Os actores norte-coreanos extraíram aproximadamente 577 milhões de dólares nos primeiros quatro meses de 2026, representando 76% de todas as perdas globais por roubos de criptomoedas durante o período, segundo a empresa de inteligência blockchain TRM Labs. O roubo foi impulsionado por dois grandes incidentes de abril: o exploit do KelpDAO de 292 milhões de dólares e o ataque ao Drift Protocol de 285 milhões de dólares, que, em conjunto, corresponderam a apenas 3% do total de incidentes de roubo em 2026 até abril.
O ataque ao Drift Protocol foi atribuído a um subgrupo norte-coreano separado do TraderTraitor, a operação bem documentada afiliada a Lazarus, embora a atribuição específica ainda esteja em investigação. A TRM disse que o ataque envolveu meses de reuniões presenciais entre proxies norte-coreanos e funcionários da Drift. A preparação começou já a 11 de março, quando o atacante criou contas duráveis de nonce na Solana e induziu os subscritores do multisig do Security Council da Drift a pré-autorizar transacções. A 1 de abril, poucos dias depois de a Drift ter migrado o seu Security Council para uma nova configuração de limiar 2/5 sem timelock, o atacante implementou 31 levantamentos pré-assinados para drenar fundos numa fase de execução rápida com duração de cerca de 12 minutos. Os fundos foram mais tarde encaminhados para a Ethereum, onde desde então permaneceram largamente inactivos.
A intrusão no KelpDAO foi atribuída ao TraderTraitor. O ataque explorou um desenho de verificador único numa ponte LayerZero, comprometendo a infraestrutura RPC e manipulando a lógica de validação entre cadeias. Os atacantes drenaram aproximadamente 116.500 rsETH após forçar a falha da verificação para nós comprometidos, com a lavagem subsequente encaminhada através da infraestrutura entre cadeias, incluindo THORChain, na sequência de congelamentos parciais de activos na Arbitrum.
A TRM reportou que a quota da Coreia do Norte nas perdas globais por roubos de cripto “acelerou”, em vez de estabilizar. A quota subiu de menos de 10% em 2020 e 2021 para 22% em 2022, 37% em 2023, 39% em 2024 e 64% em 2025. O roubo acumulado atribuído já excede 6 mil milhões de dólares desde 2017.
A TRM apontou a violação do Bybit no valor de 1,46 mil milhões de dólares em 2025 como um ponto de inflexão-chave no perfil de actividade recente da Coreia do Norte.

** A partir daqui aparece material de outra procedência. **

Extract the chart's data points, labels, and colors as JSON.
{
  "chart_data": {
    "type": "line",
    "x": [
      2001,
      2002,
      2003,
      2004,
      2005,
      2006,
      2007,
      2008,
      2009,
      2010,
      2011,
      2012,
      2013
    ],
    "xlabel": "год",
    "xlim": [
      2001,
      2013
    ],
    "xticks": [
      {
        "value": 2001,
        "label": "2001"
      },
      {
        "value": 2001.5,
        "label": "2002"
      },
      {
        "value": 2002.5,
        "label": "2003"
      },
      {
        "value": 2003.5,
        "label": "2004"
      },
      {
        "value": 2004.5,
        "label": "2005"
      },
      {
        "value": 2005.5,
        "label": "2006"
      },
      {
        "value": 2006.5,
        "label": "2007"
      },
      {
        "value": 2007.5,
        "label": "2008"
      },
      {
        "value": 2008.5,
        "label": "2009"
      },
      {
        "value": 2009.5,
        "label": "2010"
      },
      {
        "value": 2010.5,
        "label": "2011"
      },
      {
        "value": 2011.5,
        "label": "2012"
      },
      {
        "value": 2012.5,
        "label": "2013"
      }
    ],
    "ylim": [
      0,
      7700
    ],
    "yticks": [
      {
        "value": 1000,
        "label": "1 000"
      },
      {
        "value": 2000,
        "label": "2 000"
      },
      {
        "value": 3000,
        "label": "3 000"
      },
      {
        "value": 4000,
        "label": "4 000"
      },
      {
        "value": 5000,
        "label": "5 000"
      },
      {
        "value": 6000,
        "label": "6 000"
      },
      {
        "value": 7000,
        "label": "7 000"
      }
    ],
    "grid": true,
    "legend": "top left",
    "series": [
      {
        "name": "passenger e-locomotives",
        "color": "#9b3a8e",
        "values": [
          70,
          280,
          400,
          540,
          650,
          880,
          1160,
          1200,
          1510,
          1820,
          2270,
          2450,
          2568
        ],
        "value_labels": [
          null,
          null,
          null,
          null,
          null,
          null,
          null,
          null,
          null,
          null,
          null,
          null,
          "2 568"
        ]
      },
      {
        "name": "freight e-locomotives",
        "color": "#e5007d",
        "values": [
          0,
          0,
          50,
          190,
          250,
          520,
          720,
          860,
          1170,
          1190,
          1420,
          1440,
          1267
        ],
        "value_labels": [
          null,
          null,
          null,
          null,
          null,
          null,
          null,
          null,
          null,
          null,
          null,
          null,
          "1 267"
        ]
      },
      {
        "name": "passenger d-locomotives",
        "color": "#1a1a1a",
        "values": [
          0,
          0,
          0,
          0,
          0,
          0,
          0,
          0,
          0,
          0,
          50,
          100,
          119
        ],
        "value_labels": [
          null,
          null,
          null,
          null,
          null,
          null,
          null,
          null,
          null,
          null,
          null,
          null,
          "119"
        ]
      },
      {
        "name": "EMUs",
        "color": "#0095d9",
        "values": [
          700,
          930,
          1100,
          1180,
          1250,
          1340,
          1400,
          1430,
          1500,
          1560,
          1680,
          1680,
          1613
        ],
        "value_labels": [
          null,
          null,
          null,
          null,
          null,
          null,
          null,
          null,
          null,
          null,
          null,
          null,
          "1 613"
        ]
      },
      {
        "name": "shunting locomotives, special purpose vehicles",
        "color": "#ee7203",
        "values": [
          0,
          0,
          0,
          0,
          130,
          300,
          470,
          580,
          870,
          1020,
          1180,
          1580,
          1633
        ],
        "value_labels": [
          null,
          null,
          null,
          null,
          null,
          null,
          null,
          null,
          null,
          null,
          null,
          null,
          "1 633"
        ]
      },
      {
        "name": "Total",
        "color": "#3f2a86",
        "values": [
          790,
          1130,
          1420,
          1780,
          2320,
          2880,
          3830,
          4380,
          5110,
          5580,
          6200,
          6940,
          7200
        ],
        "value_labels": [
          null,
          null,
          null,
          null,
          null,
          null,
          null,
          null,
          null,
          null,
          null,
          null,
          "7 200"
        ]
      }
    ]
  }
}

Desde então, o ritmo operacional manteve-se consistente, com grupos de elite a darem prioridade a menos ataques, mas com maior impacto, visando pontes, sistemas de governação de multisig e infraestruturas entre cadeias.
Os incidentes do Drift e do KelpDAO realçam diferentes estratégias de lavagem de dinheiro. O grupo associado ao Drift deixou activos largamente inactivos após a ponte inicial para a Ethereum e deverá “manter os proventos por meses ou anos e, depois, executar uma saída estruturada, em várias fases”, segundo a TRM.
Os atacantes do KelpDAO movimentaram fundos com mais rapidez através de swaps entre cadeias para Bitcoin via THORChain, com a fase de lavagem em curso a ser tratada maioritariamente por intermediários chineses, e não pelos próprios norte-coreanos.
A TRM definiu prioridades de monitorização de conformidade, incluindo fluxos ligados ao THORChain a partir de ambientes de pontes comprometidas, rastreio de transacções de múltiplos saltos através da infraestrutura de pontes e filtragem de caminhos de depósitos relacionados com governação na Solana envolvendo transacções duráveis de nonce. A empresa destacou ainda a participação na Beacon Network em bolsas e protocolos DeFi como um mecanismo para acelerar alertas transplataforma assim que endereços associados à Coreia do Norte forem identificados.